Friends walked in & out of my life in 2008.
I get to separate from all my friends in sec school
And knowing new friends from NP.
But when seeing familiar face in NP campus makes you so heart warming.
Thanks to God that I had knew TA04. They are a bunch of lovely people. I will never forget how much headaches that we went through for DSS, how much laughters we had in FFA tutorials.

This semester, I'm separated from TA04, and start making new friends in TA07. That's when all the struggles and stress came to me. Honestly, I don't really like TA07 from the start, because people from the class seems to be from the different world from me. A line that I can't possibly cross over. After much struggling, I slowly convince myself, no matter how much dislike or complains that I have over the class, I still have to face it. I think because of Kar Voon, I had changed the opinion of the class. Hopefully I can enjoy the class for the last 5 weeks after school reopens.

How could I forget all my buddies and gfs.
Melissa, cindy, yang yang, jia xin, ernest, johnny, tommy, jeremy, zhao he.
A big thank you to them. They were the ones who go up and down with me. They were there for me no matter what. They were always on the phone with me listening to all my nags about my friends in school, and how school lifes is killing me. I had so much to say to them.
Whenever I'm with them, it spells HAPPY and LOVE.

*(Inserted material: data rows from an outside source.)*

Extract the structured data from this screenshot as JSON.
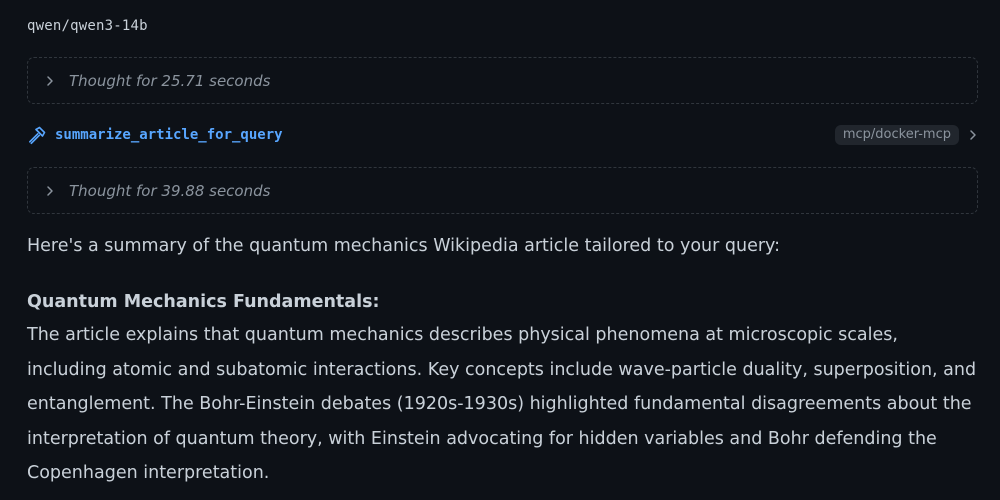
{
  "model": {
    "name": "qwen/qwen3-14b"
  },
  "thoughts": [
    {
      "label": "Thought for 25.71 seconds"
    },
    {
      "label": "Thought for 39.88 seconds"
    }
  ],
  "tool_call": {
    "name": "summarize_article_for_query",
    "badge": "mcp/docker-mcp",
    "icon": "hammer-icon"
  },
  "answer": {
    "intro": "Here's a summary of the quantum mechanics Wikipedia article tailored to your query:",
    "heading": "Quantum Mechanics Fundamentals:",
    "body": "The article explains that quantum mechanics describes physical phenomena at microscopic scales, including atomic and subatomic interactions. Key concepts include wave-particle duality, superposition, and entanglement. The Bohr-Einstein debates (1920s-1930s) highlighted fundamental disagreements about the interpretation of quantum theory, with Einstein advocating for hidden variables and Bohr defending the Copenhagen interpretation."
  },
  "colors": {
    "background": "#0d1117",
    "text": "#c9d1d9",
    "muted": "#8b949e",
    "accent": "#58a6ff",
    "border": "#30363d"
  }
}
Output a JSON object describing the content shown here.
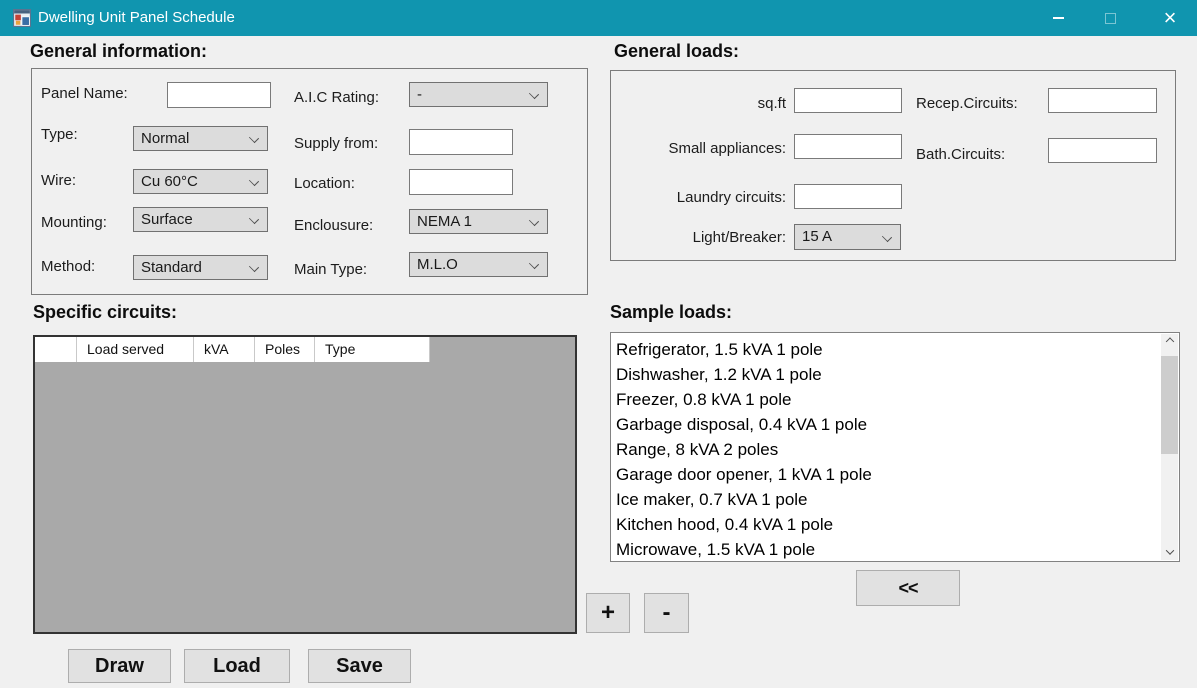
{
  "window": {
    "title": "Dwelling Unit Panel Schedule"
  },
  "icons": {
    "close": "×"
  },
  "colors": {
    "titlebar": "#1095af",
    "table_body": "#a9a9a9",
    "button_face": "#e1e1e1",
    "control_face": "#dcdcdc",
    "window_bg": "#f0f0f0"
  },
  "general_info": {
    "heading": "General information:",
    "panel_name_label": "Panel Name:",
    "aic_label": "A.I.C Rating:",
    "aic_value": "-",
    "type_label": "Type:",
    "type_value": "Normal",
    "supply_label": "Supply from:",
    "wire_label": "Wire:",
    "wire_value": "Cu 60°C",
    "location_label": "Location:",
    "mounting_label": "Mounting:",
    "mounting_value": "Surface",
    "enclosure_label": "Enclousure:",
    "enclosure_value": "NEMA 1",
    "method_label": "Method:",
    "method_value": "Standard",
    "main_type_label": "Main Type:",
    "main_type_value": "M.L.O"
  },
  "general_loads": {
    "heading": "General loads:",
    "sqft_label": "sq.ft",
    "recep_label": "Recep.Circuits:",
    "small_appliances_label": "Small appliances:",
    "bath_label": "Bath.Circuits:",
    "laundry_label": "Laundry circuits:",
    "light_breaker_label": "Light/Breaker:",
    "light_breaker_value": "15 A"
  },
  "specific_circuits": {
    "heading": "Specific circuits:",
    "columns": [
      "",
      "Load served",
      "kVA",
      "Poles",
      "Type"
    ]
  },
  "sample_loads": {
    "heading": "Sample loads:",
    "items": [
      "Refrigerator, 1.5 kVA 1 pole",
      "Dishwasher, 1.2 kVA 1 pole",
      "Freezer, 0.8 kVA 1 pole",
      "Garbage disposal, 0.4 kVA 1 pole",
      "Range, 8 kVA 2 poles",
      "Garage door opener, 1 kVA 1 pole",
      "Ice maker, 0.7 kVA 1 pole",
      "Kitchen hood, 0.4 kVA 1 pole",
      "Microwave, 1.5 kVA 1 pole"
    ]
  },
  "buttons": {
    "transfer": "<<",
    "add": "+",
    "remove": "-",
    "draw": "Draw",
    "load": "Load",
    "save": "Save"
  }
}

After so much, I had learnt that life will not always go the way you want it to be.
As for 2009, I hope that my character can be better.
I hope I can change all my bad habits. ( they are the killer ! )
I hope I can stop saying all those harsh things that will hurt other's feeling.
I hope I can be headaches - free to my parents, sounds impossible ?!
I hope I can take the initiative to apologise to people when I had make a mistake, not waiting for people to say sorry to me when they had done nothing wrong.
Remain as confident as what I had been all these years.